TCP Zero Window counts indicate that one of the hosts in the conversation is struggling to process the volume of data sent by the host. This will result in application delays. It should be resolved by application changes. Splitting the data across more TCP connections may resolve the issue, or application changes may be necessary to speed up the receiving application’s performance.

No

Missed bandwidth

Tx or Rx

This measurement captures where traffic is not seen and resequenced by the TCP decoder within VMX-Capture during the TCP window, but which the VMX-Capture can see is seen and acknowledged by the other side of the TCP conversation. This indicates that there is a problem with the packet mirroring configuration, or with the VMX-Capture server being overloaded. It indicates that the other TCP statistics cannot be relied upon during this time period.

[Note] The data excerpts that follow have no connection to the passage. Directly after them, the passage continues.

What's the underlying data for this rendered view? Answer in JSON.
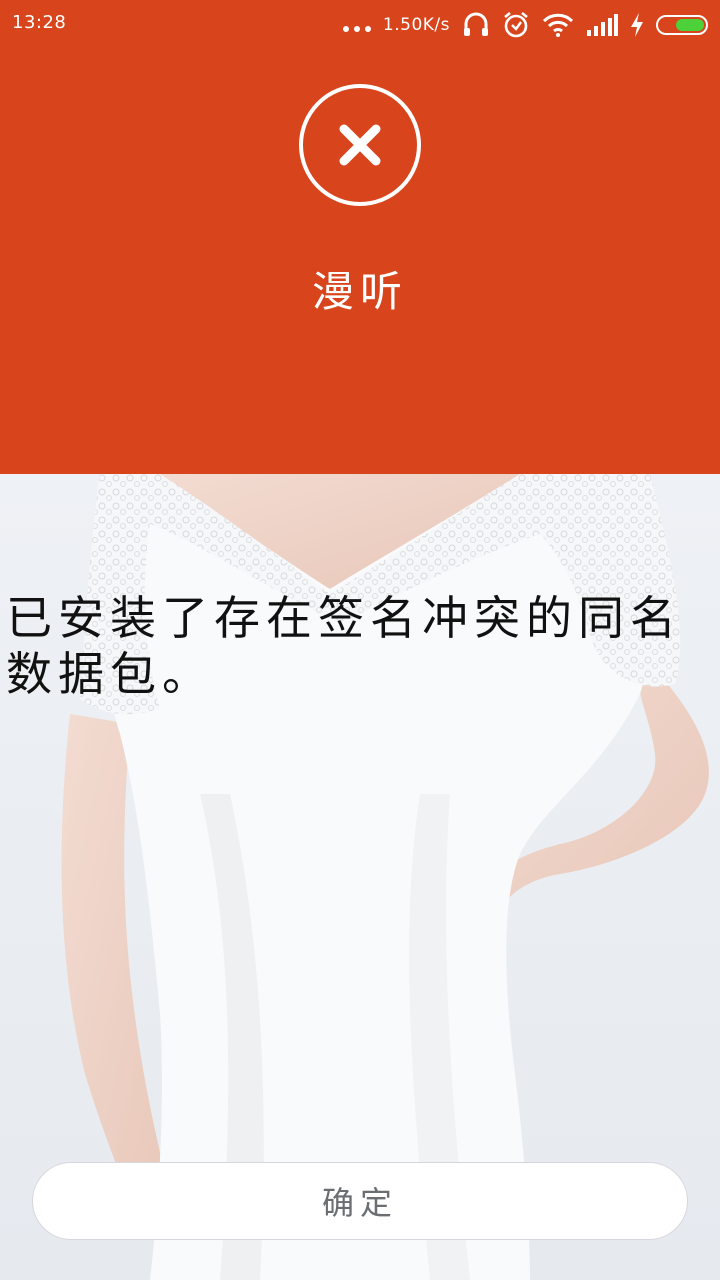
{
  "status_bar": {
    "time": "13:28",
    "net_speed": "1.50K/s"
  },
  "dialog": {
    "app_name": "漫听",
    "message": "已安装了存在签名冲突的同名数据包。",
    "confirm_label": "确定"
  },
  "colors": {
    "header_bg": "#d8441c",
    "battery_fill": "#4cd13a"
  },
  "icons": [
    "more-dots-icon",
    "headset-icon",
    "alarm-icon",
    "wifi-icon",
    "signal-icon",
    "charging-icon",
    "battery-icon",
    "error-close-icon"
  ]
}
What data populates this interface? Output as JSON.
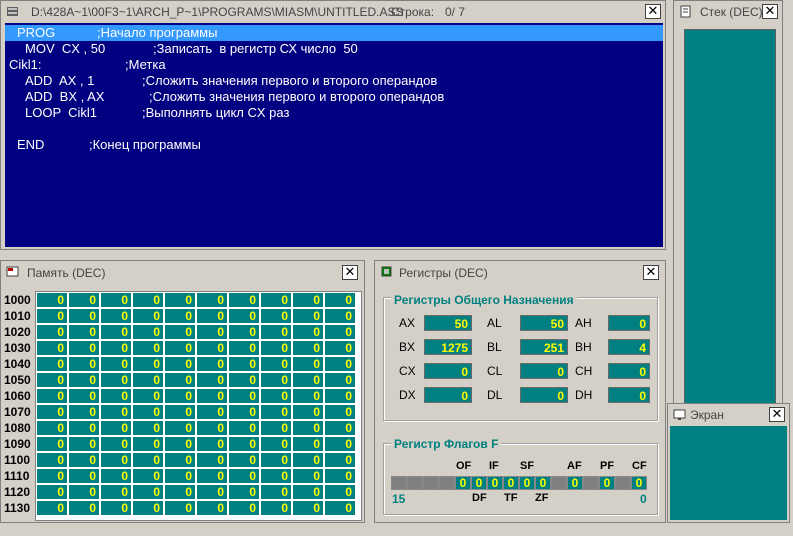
{
  "editor": {
    "title": "D:\\428A~1\\00F3~1\\ARCH_P~1\\PROGRAMS\\MIASM\\UNTITLED.ASS",
    "line_label": "Строка:",
    "line_value": "0/ 7",
    "lines": [
      {
        "label": "PROG",
        "instr": "",
        "comment": ";Начало программы",
        "selected": true
      },
      {
        "label": "",
        "instr": "MOV  CX , 50",
        "comment": ";Записать  в регистр СХ число  50"
      },
      {
        "label": "Cikl1:",
        "instr": "",
        "comment": ";Метка"
      },
      {
        "label": "",
        "instr": "ADD  AX , 1",
        "comment": ";Сложить значения первого и второго операндов"
      },
      {
        "label": "",
        "instr": "ADD  BX , AX",
        "comment": ";Сложить значения первого и второго операндов"
      },
      {
        "label": "",
        "instr": "LOOP  Cikl1",
        "comment": ";Выполнять цикл CX раз"
      },
      {
        "label": "",
        "instr": "",
        "comment": ""
      },
      {
        "label": "END",
        "instr": "",
        "comment": ";Конец программы"
      }
    ]
  },
  "stack": {
    "title": "Стек (DEC)"
  },
  "screen": {
    "title": "Экран"
  },
  "memory": {
    "title": "Память (DEC)",
    "rows": [
      {
        "addr": "1000",
        "values": [
          "0",
          "0",
          "0",
          "0",
          "0",
          "0",
          "0",
          "0",
          "0",
          "0"
        ]
      },
      {
        "addr": "1010",
        "values": [
          "0",
          "0",
          "0",
          "0",
          "0",
          "0",
          "0",
          "0",
          "0",
          "0"
        ]
      },
      {
        "addr": "1020",
        "values": [
          "0",
          "0",
          "0",
          "0",
          "0",
          "0",
          "0",
          "0",
          "0",
          "0"
        ]
      },
      {
        "addr": "1030",
        "values": [
          "0",
          "0",
          "0",
          "0",
          "0",
          "0",
          "0",
          "0",
          "0",
          "0"
        ]
      },
      {
        "addr": "1040",
        "values": [
          "0",
          "0",
          "0",
          "0",
          "0",
          "0",
          "0",
          "0",
          "0",
          "0"
        ]
      },
      {
        "addr": "1050",
        "values": [
          "0",
          "0",
          "0",
          "0",
          "0",
          "0",
          "0",
          "0",
          "0",
          "0"
        ]
      },
      {
        "addr": "1060",
        "values": [
          "0",
          "0",
          "0",
          "0",
          "0",
          "0",
          "0",
          "0",
          "0",
          "0"
        ]
      },
      {
        "addr": "1070",
        "values": [
          "0",
          "0",
          "0",
          "0",
          "0",
          "0",
          "0",
          "0",
          "0",
          "0"
        ]
      },
      {
        "addr": "1080",
        "values": [
          "0",
          "0",
          "0",
          "0",
          "0",
          "0",
          "0",
          "0",
          "0",
          "0"
        ]
      },
      {
        "addr": "1090",
        "values": [
          "0",
          "0",
          "0",
          "0",
          "0",
          "0",
          "0",
          "0",
          "0",
          "0"
        ]
      },
      {
        "addr": "1100",
        "values": [
          "0",
          "0",
          "0",
          "0",
          "0",
          "0",
          "0",
          "0",
          "0",
          "0"
        ]
      },
      {
        "addr": "1110",
        "values": [
          "0",
          "0",
          "0",
          "0",
          "0",
          "0",
          "0",
          "0",
          "0",
          "0"
        ]
      },
      {
        "addr": "1120",
        "values": [
          "0",
          "0",
          "0",
          "0",
          "0",
          "0",
          "0",
          "0",
          "0",
          "0"
        ]
      },
      {
        "addr": "1130",
        "values": [
          "0",
          "0",
          "0",
          "0",
          "0",
          "0",
          "0",
          "0",
          "0",
          "0"
        ]
      }
    ]
  },
  "registers": {
    "title": "Регистры (DEC)",
    "gp_title": "Регистры Общего Назначения",
    "rows": [
      [
        {
          "name": "AX",
          "value": "50"
        },
        {
          "name": "AL",
          "value": "50"
        },
        {
          "name": "AH",
          "value": "0"
        }
      ],
      [
        {
          "name": "BX",
          "value": "1275"
        },
        {
          "name": "BL",
          "value": "251"
        },
        {
          "name": "BH",
          "value": "4"
        }
      ],
      [
        {
          "name": "CX",
          "value": "0"
        },
        {
          "name": "CL",
          "value": "0"
        },
        {
          "name": "CH",
          "value": "0"
        }
      ],
      [
        {
          "name": "DX",
          "value": "0"
        },
        {
          "name": "DL",
          "value": "0"
        },
        {
          "name": "DH",
          "value": "0"
        }
      ]
    ],
    "flags_title": "Регистр Флагов  F",
    "flag_top_labels": [
      "OF",
      "IF",
      "SF",
      "AF",
      "PF",
      "CF"
    ],
    "flag_bottom_labels": [
      "DF",
      "TF",
      "ZF"
    ],
    "flag_bits": [
      "",
      "",
      "",
      "",
      "0",
      "0",
      "0",
      "0",
      "0",
      "0",
      "",
      "0",
      "",
      "0",
      "",
      "0"
    ],
    "bit_high": "15",
    "bit_low": "0"
  },
  "colors": {
    "editor_bg": "#000080",
    "editor_selection": "#3399ff",
    "cell_bg": "#008080",
    "cell_text": "#ffff00",
    "group_title": "#008080"
  }
}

It can potentially also (in rare circumstances) indicate a problem with the TCP window configuration setting for the VMX-Capture TCP decoder. Checking to see which aggregator levels, as well as looking at Beeks Analytics and packet mirroring internal diagnostics, will identify where the issue is occurring.

No

Gaps

Tx or Rx

Similar to missed bandwidth, but as opposed to measuring the data that is missed, this statistic counts the number of gaps (i.e. how many times we get missed bytes, from above, with received bytes in betweeen). See ‘Missed bandwidth’ for further details.

No

These TCP metrics are available in the following Aggregators:

Aggregator

Aggregator Levels

TCP Stats

/VP/ExtGroup/Int Entity

TCP GW Stats

/VP/ExtGroup/Int Entity/TCP Gateway

TCP DS Stats

/VP/Int Entity

TCP ExtGrp GW Stats

/VP/ExtGroup/TCP Gateway

The Beeks Portal will display IP metrics per External Group or per Internal Entity, but cannot provide other breakdowns.

Dashboards for viewing TCP Metrics

Within VMX-Explorer for a Beeks Analytics for Markets deployment, the above TCP Aggregators are most commonly viewed within the Traffic Stats set of dashboards. An example Traffic Stats dashboard and associated navigation is described in the User Guide for VMX-Explorer.

For extra granularity within each External Group (for example, getting different statistics per type of API connection), the TCP GW Stats dashboard can be used. See the User Guide for VMX-Explorer for an example TCP monitoring dashboard.